At another job: A male co-worker of the same rank/job as myself often made seriously harassing comments to another very attractive female co-worker in an obvious attempt to assert dominance over her and to cause her shame and embarassment. He also made some pretty horrifying harrassing and sexist comments to me.
At various jobs, it has been widely speculated that women could not do or would not be interested in doing certain job duties (more mechanical) and that women were not good at math (although I could routinely perform simple calculations in my head much faster than the male coworkers could with a calculator). Young women who were recently married were assumed to be soon leaving on maternity leave, whether or not they were pregnant or expressed any hopes of having a child. This from male and female coworkers. Two of the three men I worked with whose wives had babies were promoted, although absolutely nothing had changed about their work habits/productivity as a result of their impending fatherhood. None of the women were promoted although they were, prior to, during and after their pregnancies, very reliable workers whose work did not suffer in any way because of their pregnancies or children. In fact, they took off (and were given) less time away from work than male co-workers who injured themselves playing basketball. Basketball was not a work-related activity.
One co-worker opined that he did not see why I was working since my husband had such a good paying job. Note: I never discussed my husband's compensation nor made any references to what we could or could not do because my husband earned so much money. My husband teaches at a university which means that he is paid well but we are not rich by American standards. Our combined income put us in the upper middle class.
One co-worker would often ask for hugs or back rubs but only from certain female co-workers.
I was drawn into a conversation with a male co-worker to try to get him to understand why it was inappropriate to refer to female co-workers as 'girl' in a professional setting. This was quickly followed up by an even more heated conversation about why it was inappropriate for him to refer to a black male coworker as 'boy.' This happened about a year ago.
Several of the male co-workers seemed to regard the women (same job/same duties/same qualifications, without regard to years of experience) as assistants, as being less interested in advancing their careers, and so on. Note: None of the supervisors, male or female, had this attitude. I noted zero sexism or harassment from anyone in a supervisory position. We were all given opportunity to work on various types of projects, and to take part in educational and training opportunities.

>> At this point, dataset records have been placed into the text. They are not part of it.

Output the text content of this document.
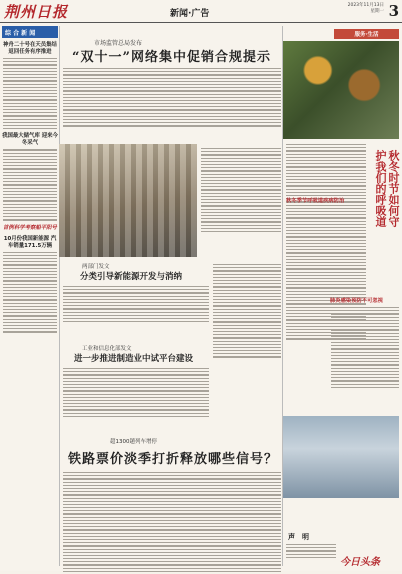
荆州日报	新闻·广告
2023年11月13日
星期一 3
综 合 新 闻
神舟二十号在天员集结 返回任务有序推进
我国最大储气库 迎来今冬采气
首例科学考察船平阳号
10月份我国新能源 汽车销量171.5万辆
市场监管总局发布
“双十一”网络集中促销合规提示
两部门发文
分类引导新能源开发与消纳
工业和信息化部发文
进一步推进制造业中试平台建设
超1300趟列车增停
铁路票价淡季打折释放哪些信号？
服务·生活
秋冬时节如何守护我们的呼吸道
秋冬季节呼吸道疾病防治
肺炎感染预防不可忽视
声　明
今日头条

At one point, I worked with a fresh out of college young male who was very attractive, very smart, very personable. Other female colleagues were shocked and skeptical that he was interested in and good at cooking, sewing and design. They were especially attentive towards him. I found this to be very offensive. Male colleagues also speculated about what kinds of conquests he must be making. I also found this very offensive.
Another older female colleague and I were assumed to be much less computer literate than we were because we were older and female. I often showed younger co-workers how to use some aspects of various programs/functions. Note: I am not particularly computer savvy but I am competent. Note: our job often involved utilizing very specific, specially designed software programs. I was, in fact, much more computer competent than the other older female co-worker but also more computer/tech savvy than several of my male and younger female coworkers.
In my personal experience, the worst and most threatening conduct is only from a small number of persons. But generally, sexism is still quite widespread, in every workplace and in every industry. The last several instances were at an employer who is regularly ranked in the top 100 workplaces in the US.